Anonymous wrote:Look if you are going to date or marry someone with kids, you are going to have to accept that this person has a relationship in which you really are not welcome. You can’t expect to always be included or take priority unless you are with a jerk who dumps his/ her kids. You need to go in eyes wide open that your partner will have time and financial obligations or desires toward his or her children that don’t include you.
OP escalated things by including GF in the family holiday and family vacation. GF is happy that adult daughter doesn’t want any more financial help from father because now it’s hers! OP you landed a bad girlfriend and are giving up a daughter. Good job!

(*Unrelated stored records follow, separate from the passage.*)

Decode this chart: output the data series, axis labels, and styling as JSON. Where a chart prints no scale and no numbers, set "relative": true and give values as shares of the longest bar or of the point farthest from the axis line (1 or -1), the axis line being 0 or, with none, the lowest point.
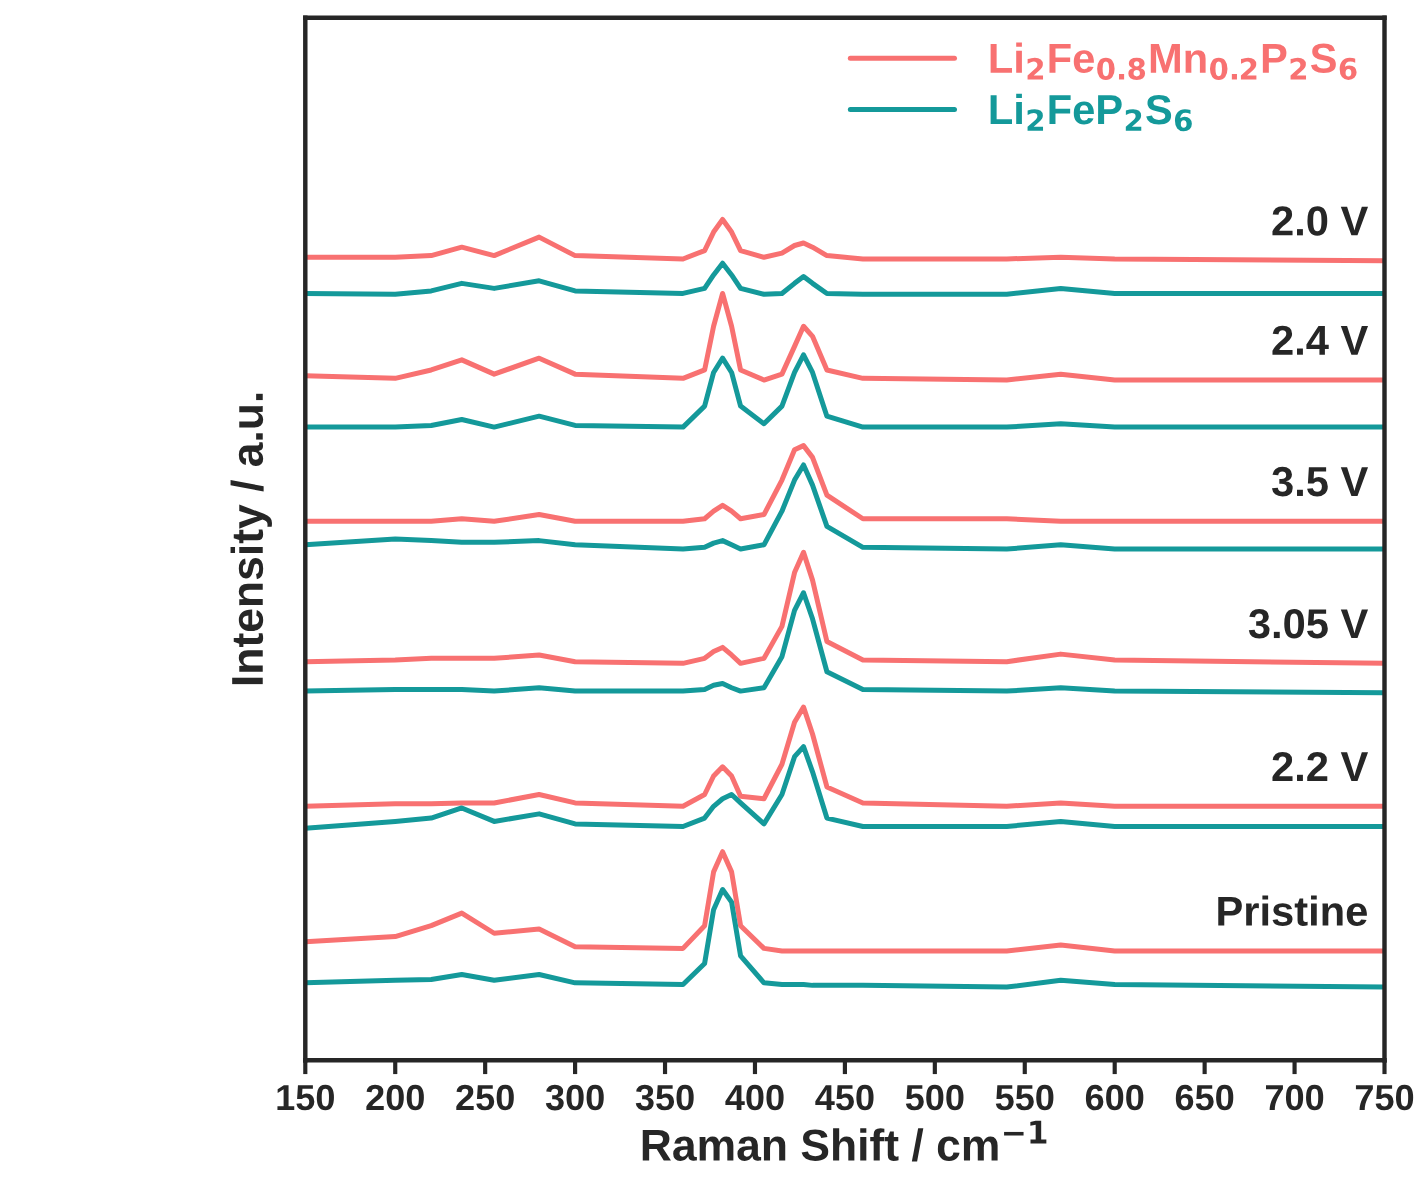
{
  "chart_data": {
    "type": "line",
    "relative": true,
    "xlabel": "Raman Shift / cm$^{−1}$",
    "ylabel": "Intensity / a.u.",
    "xlim": [
      150,
      750
    ],
    "xticks": [
      150,
      200,
      250,
      300,
      350,
      400,
      450,
      500,
      550,
      600,
      650,
      700,
      750
    ],
    "legend": "top right",
    "grid": false,
    "marker": "none",
    "line_style": "solid",
    "x": [
      150,
      200,
      220,
      237,
      255,
      280,
      300,
      360,
      372,
      377,
      382,
      387,
      392,
      405,
      415,
      422,
      427,
      432,
      440,
      460,
      540,
      570,
      600,
      750
    ],
    "series": [
      {
        "name": "Li$_{2}$Fe$_{0.8}$Mn$_{0.2}$P$_{2}$S$_{6}$",
        "color": "#f87171",
        "values": [
          0.955,
          0.955,
          0.957,
          0.967,
          0.957,
          0.979,
          0.957,
          0.953,
          0.963,
          0.985,
          1.0,
          0.985,
          0.963,
          0.955,
          0.96,
          0.969,
          0.972,
          0.967,
          0.957,
          0.953,
          0.953,
          0.955,
          0.953,
          0.951
        ]
      },
      {
        "name": "Li$_{2}$FeP$_{2}$S$_{6}$",
        "color": "#14999a",
        "values": [
          0.912,
          0.911,
          0.915,
          0.924,
          0.918,
          0.927,
          0.915,
          0.912,
          0.918,
          0.934,
          0.948,
          0.934,
          0.918,
          0.911,
          0.912,
          0.924,
          0.932,
          0.924,
          0.912,
          0.911,
          0.911,
          0.918,
          0.912,
          0.912
        ]
      },
      {
        "color": "#f87171",
        "values": [
          0.814,
          0.811,
          0.821,
          0.833,
          0.816,
          0.835,
          0.816,
          0.811,
          0.821,
          0.873,
          0.912,
          0.873,
          0.821,
          0.809,
          0.816,
          0.849,
          0.873,
          0.861,
          0.821,
          0.811,
          0.809,
          0.816,
          0.809,
          0.809
        ]
      },
      {
        "color": "#14999a",
        "values": [
          0.753,
          0.753,
          0.755,
          0.762,
          0.753,
          0.766,
          0.755,
          0.753,
          0.778,
          0.818,
          0.835,
          0.818,
          0.778,
          0.757,
          0.778,
          0.818,
          0.839,
          0.818,
          0.766,
          0.753,
          0.753,
          0.757,
          0.753,
          0.753
        ]
      },
      {
        "color": "#f87171",
        "values": [
          0.641,
          0.641,
          0.641,
          0.644,
          0.641,
          0.649,
          0.641,
          0.641,
          0.644,
          0.653,
          0.66,
          0.653,
          0.644,
          0.649,
          0.69,
          0.726,
          0.731,
          0.717,
          0.672,
          0.644,
          0.644,
          0.641,
          0.641,
          0.641
        ]
      },
      {
        "color": "#14999a",
        "values": [
          0.613,
          0.62,
          0.618,
          0.616,
          0.616,
          0.618,
          0.613,
          0.608,
          0.61,
          0.615,
          0.618,
          0.613,
          0.608,
          0.613,
          0.653,
          0.69,
          0.708,
          0.684,
          0.635,
          0.61,
          0.608,
          0.613,
          0.608,
          0.608
        ]
      },
      {
        "color": "#f87171",
        "values": [
          0.474,
          0.476,
          0.478,
          0.478,
          0.478,
          0.482,
          0.474,
          0.472,
          0.478,
          0.486,
          0.491,
          0.482,
          0.472,
          0.478,
          0.516,
          0.58,
          0.604,
          0.571,
          0.498,
          0.476,
          0.474,
          0.483,
          0.476,
          0.472
        ]
      },
      {
        "color": "#14999a",
        "values": [
          0.439,
          0.441,
          0.441,
          0.441,
          0.439,
          0.443,
          0.439,
          0.439,
          0.441,
          0.446,
          0.448,
          0.443,
          0.439,
          0.443,
          0.48,
          0.535,
          0.556,
          0.525,
          0.462,
          0.441,
          0.439,
          0.443,
          0.439,
          0.437
        ]
      },
      {
        "color": "#f87171",
        "values": [
          0.302,
          0.305,
          0.305,
          0.306,
          0.306,
          0.316,
          0.306,
          0.302,
          0.316,
          0.338,
          0.349,
          0.338,
          0.314,
          0.311,
          0.352,
          0.402,
          0.42,
          0.388,
          0.325,
          0.306,
          0.302,
          0.306,
          0.302,
          0.302
        ]
      },
      {
        "color": "#14999a",
        "values": [
          0.276,
          0.284,
          0.288,
          0.3,
          0.284,
          0.293,
          0.281,
          0.278,
          0.288,
          0.302,
          0.311,
          0.316,
          0.306,
          0.281,
          0.316,
          0.361,
          0.373,
          0.343,
          0.288,
          0.278,
          0.278,
          0.284,
          0.278,
          0.278
        ]
      },
      {
        "color": "#f87171",
        "values": [
          0.141,
          0.147,
          0.16,
          0.175,
          0.151,
          0.156,
          0.135,
          0.133,
          0.16,
          0.224,
          0.248,
          0.224,
          0.16,
          0.133,
          0.13,
          0.13,
          0.13,
          0.13,
          0.13,
          0.13,
          0.13,
          0.137,
          0.13,
          0.13
        ]
      },
      {
        "color": "#14999a",
        "values": [
          0.092,
          0.095,
          0.096,
          0.102,
          0.095,
          0.102,
          0.092,
          0.09,
          0.115,
          0.179,
          0.203,
          0.188,
          0.124,
          0.092,
          0.09,
          0.09,
          0.09,
          0.089,
          0.089,
          0.089,
          0.087,
          0.095,
          0.09,
          0.087
        ]
      }
    ],
    "annotations": [
      "2.0 V",
      "2.4 V",
      "3.5 V",
      "3.05 V",
      "2.2 V",
      "Pristine"
    ]
  }
}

Anonymous wrote:Anonymous wrote:Anonymous wrote:There’s a 99% chance that this wouldn’t be happening if you didn’t have a gf, amirit? She wants a relationship with you that excludes the gf. Not sure how healthy that is for your relationship.
Seriously? I most families I know of parents still see their adult children without the adult child's significant other, even sometimes once adult child is engaged or married. It is not an unreasonable request. There are even families with destructive sibling dynamics and parents see those siblings separately. He should be able to carve out time to see his adult daughter for lunch without his girlfriend assuming he has a healthy/not codependent/not enmeshed relationship with his girlfriend. This should not be a big deal.
Where do you get the notion that the father isn’t carving out time to see his daughter sans gf? This situation sounds more like the daughter wants zero contact with the gf vs. a healthy mix of solo contact/couple contact.
Anonymous wrote:Anonymous wrote:Anonymous wrote:There’s a 99% chance that this wouldn’t be happening if you didn’t have a gf, amirit? She wants a relationship with you that excludes the gf. Not sure how healthy that is for your relationship.
Seriously? I most families I know of parents still see their adult children without the adult child's significant other, even sometimes once adult child is engaged or married. It is not an unreasonable request. There are even families with destructive sibling dynamics and parents see those siblings separately. He should be able to carve out time to see his adult daughter for lunch without his girlfriend assuming he has a healthy/not codependent/not enmeshed relationship with his girlfriend. This should not be a big deal.
Where do you get the notion that the father isn’t carving out time to see his daughter sans gf? This situation sounds more like the daughter wants zero contact with the gf vs. a healthy mix of solo contact/couple contact.
Anonymous wrote:Anonymous wrote:There’s a 99% chance that this wouldn’t be happening if you didn’t have a gf, amirit? She wants a relationship with you that excludes the gf. Not sure how healthy that is for your relationship.
Seriously? I most families I know of parents still see their adult children without the adult child's significant other, even sometimes once adult child is engaged or married. It is not an unreasonable request. There are even families with destructive sibling dynamics and parents see those siblings separately. He should be able to carve out time to see his adult daughter for lunch without his girlfriend assuming he has a healthy/not codependent/not enmeshed relationship with his girlfriend. This should not be a big deal.
Anonymous wrote:There’s a 99% chance that this wouldn’t be happening if you didn’t have a gf, amirit? She wants a relationship with you that excludes the gf. Not sure how healthy that is for your relationship.
Anonymous wrote:Some of you or one of you are defending a double standard that encourages the adult children to treat their parents (and their partners) in a far different way then they would expect to be treated themselves. No one is saying that the new partners should be joined at the hip to the parent.
Also note that some of these parents should not be blamed for their divorces.